Let’s Face It: The Market Is Much Different Than It Was 20 Years Ago
In this day and age, it’s important for businesses to stay competitive. To do so, they must casro annual what it takes to remain relevant, top-of-mind, and respected by their audience. Cold-calling and brochures alone won’t do the trick anymore. Whether you’re selling products, services, ideas, or technology, your company represents solutions to the problems of prospective customers and your brand can satisfy a want or a need, compelling them to make a purchase. Depending which industry you’re in, the length of a typical sales cycle may vary and, it’s up to your company to nurture prospects along that journey by fostering awareness, creating interest, building a case for why your brand meets their needs, presenting solutions, following up, and winning the customer.
Enter Stage Right, Marketing
Today’s sales people have many methods of closing deals, and for some it’s easier than others. A lot of it depends on the quality, price, and demand for your product or service, all of which can be amplified with the right tools. More companies than ever are turning to the continually evolving world of marketing to create resources for their sales teams and to generate or increase brand awareness. Marketing – and its parallel relationship to sales – are about so much more than creating fancy flyers about your latest product or promotion.

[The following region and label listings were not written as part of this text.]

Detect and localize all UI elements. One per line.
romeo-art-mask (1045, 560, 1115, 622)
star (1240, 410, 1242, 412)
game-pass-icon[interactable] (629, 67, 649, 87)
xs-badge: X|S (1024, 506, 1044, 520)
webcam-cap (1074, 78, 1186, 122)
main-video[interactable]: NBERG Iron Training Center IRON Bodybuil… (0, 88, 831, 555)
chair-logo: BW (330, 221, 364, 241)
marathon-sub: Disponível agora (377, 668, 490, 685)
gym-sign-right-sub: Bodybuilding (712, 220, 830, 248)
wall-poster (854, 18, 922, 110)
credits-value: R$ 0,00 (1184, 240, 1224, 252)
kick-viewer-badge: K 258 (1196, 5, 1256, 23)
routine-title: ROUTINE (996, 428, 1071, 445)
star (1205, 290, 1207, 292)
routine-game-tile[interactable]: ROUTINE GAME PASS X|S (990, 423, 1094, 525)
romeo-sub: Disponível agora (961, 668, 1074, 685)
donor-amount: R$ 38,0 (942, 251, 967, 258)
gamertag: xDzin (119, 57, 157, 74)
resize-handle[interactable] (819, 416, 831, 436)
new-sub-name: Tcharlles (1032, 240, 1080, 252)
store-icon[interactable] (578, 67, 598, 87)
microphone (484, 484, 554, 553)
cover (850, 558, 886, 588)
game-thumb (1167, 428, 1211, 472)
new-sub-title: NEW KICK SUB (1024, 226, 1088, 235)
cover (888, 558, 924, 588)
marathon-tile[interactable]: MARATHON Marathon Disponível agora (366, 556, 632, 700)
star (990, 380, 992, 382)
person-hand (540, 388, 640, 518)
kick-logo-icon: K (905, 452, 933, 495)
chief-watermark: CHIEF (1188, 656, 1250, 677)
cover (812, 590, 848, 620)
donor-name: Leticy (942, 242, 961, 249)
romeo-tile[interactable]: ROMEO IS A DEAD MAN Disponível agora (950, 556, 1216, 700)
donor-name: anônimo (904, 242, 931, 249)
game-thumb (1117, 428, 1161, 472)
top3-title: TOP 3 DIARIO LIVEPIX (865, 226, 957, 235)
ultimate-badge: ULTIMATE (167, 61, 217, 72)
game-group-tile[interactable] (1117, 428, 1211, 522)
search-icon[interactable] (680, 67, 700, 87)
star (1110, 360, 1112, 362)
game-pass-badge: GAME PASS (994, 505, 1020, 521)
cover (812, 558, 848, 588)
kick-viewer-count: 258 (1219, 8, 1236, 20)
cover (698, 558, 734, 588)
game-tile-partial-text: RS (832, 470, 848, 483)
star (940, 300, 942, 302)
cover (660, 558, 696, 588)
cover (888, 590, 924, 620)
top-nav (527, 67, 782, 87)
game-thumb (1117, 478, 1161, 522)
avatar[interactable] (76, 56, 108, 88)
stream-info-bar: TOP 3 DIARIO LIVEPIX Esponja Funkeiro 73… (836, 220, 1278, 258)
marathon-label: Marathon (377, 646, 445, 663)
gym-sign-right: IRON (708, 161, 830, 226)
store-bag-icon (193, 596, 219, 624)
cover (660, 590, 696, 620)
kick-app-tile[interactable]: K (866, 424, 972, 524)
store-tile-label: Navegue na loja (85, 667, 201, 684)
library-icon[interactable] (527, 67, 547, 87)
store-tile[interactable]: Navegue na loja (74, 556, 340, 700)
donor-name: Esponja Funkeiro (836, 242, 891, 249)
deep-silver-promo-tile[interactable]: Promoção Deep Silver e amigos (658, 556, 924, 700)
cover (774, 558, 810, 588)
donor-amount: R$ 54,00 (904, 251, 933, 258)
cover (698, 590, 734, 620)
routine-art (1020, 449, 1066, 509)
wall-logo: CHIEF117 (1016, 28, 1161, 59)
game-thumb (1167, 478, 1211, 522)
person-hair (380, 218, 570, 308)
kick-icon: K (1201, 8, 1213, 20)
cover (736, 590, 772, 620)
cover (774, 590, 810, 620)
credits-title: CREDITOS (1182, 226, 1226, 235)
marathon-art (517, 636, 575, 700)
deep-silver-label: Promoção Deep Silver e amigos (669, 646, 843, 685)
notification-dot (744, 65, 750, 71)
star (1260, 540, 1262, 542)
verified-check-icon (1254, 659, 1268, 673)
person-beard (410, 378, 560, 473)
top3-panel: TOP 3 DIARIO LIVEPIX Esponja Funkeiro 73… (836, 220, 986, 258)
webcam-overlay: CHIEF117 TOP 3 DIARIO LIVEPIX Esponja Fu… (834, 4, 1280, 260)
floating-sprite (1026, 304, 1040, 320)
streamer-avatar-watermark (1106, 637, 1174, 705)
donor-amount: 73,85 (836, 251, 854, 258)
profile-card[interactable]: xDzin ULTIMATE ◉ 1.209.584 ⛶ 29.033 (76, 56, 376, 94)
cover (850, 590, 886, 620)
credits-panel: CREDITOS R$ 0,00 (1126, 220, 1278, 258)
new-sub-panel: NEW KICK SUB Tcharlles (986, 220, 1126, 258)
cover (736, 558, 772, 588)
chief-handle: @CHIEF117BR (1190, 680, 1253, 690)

Marketing does something that a sales team alone can’t do: create opportunities where there were none by increasing brand visibility on all fronts and then supporting the sales team with the resources necessary to enrich the selling process by speaking to the needs of the customer on a personal (or organizational) level. This requires insight, data, the ability to relate and identify with consumers, story-telling skills, and the creation of compelling content that will lead to conversions.
And what many companies don’t understand about this process is that it often works as much (if not more) behind the scenes as it does outwardly and in-your-face. So much of the marketing world is measured by its effectiveness in capturing leads that convert to sales in an immediate way; however the unseen, intangible results (the part of the iceberg that is under the water) are just as crucial to a business’s success. For every opportunity captured there are multiples more being born, and the length of time it may take to nurture those opportunities into full-blown customers may depend on the prospect’s budget, company initiatives, workload, decision-making ability, and the effectiveness of your company’s sales team.
So think of marketing like the lifecycle of the butterfly. Most people would equate victory with only the emergence of the beautiful monarch, not recognizing that the butterfly wasn’t born looking so regal and enchanting. While the finished product or end result is what most companies focus on, the formative stages that often go unseen for weeks or months are what a marketing department is continually working to build.
Many sales-focused organizations miss or fail to recognize the metamorphosis that is about to occur while the “butterfly” is in its caterpillar or chrysalis (cocoon) stage, equating ROI only to spikes in the sales forecast.
This can make marketing impact and metrics a little more complicated to measure – it’s not always so black and white. Much of the transformation of opportunities to sales also depends on the relationship between sales and marketing and how well strategies are communicated and executed. A well-supported marketing program hands-down makes your sales team more effective and helps them catch more butterflies.
Here’s How to Nourish, Preserve, and Grow Your Butterfly Population
Use original content – Always!
An investment in a team member with a strong background in writing, an understanding of your industry and subject matter, and a creative spirit is one of the wisest and most profitable investments your company will ever make. Nothing will stunt your growth faster than failing to invest in the marketing of your company. Without a copy writer or a team of marketing professionals, some companies try to take the DIY approach to branding and communications and don’t understand the risks involved.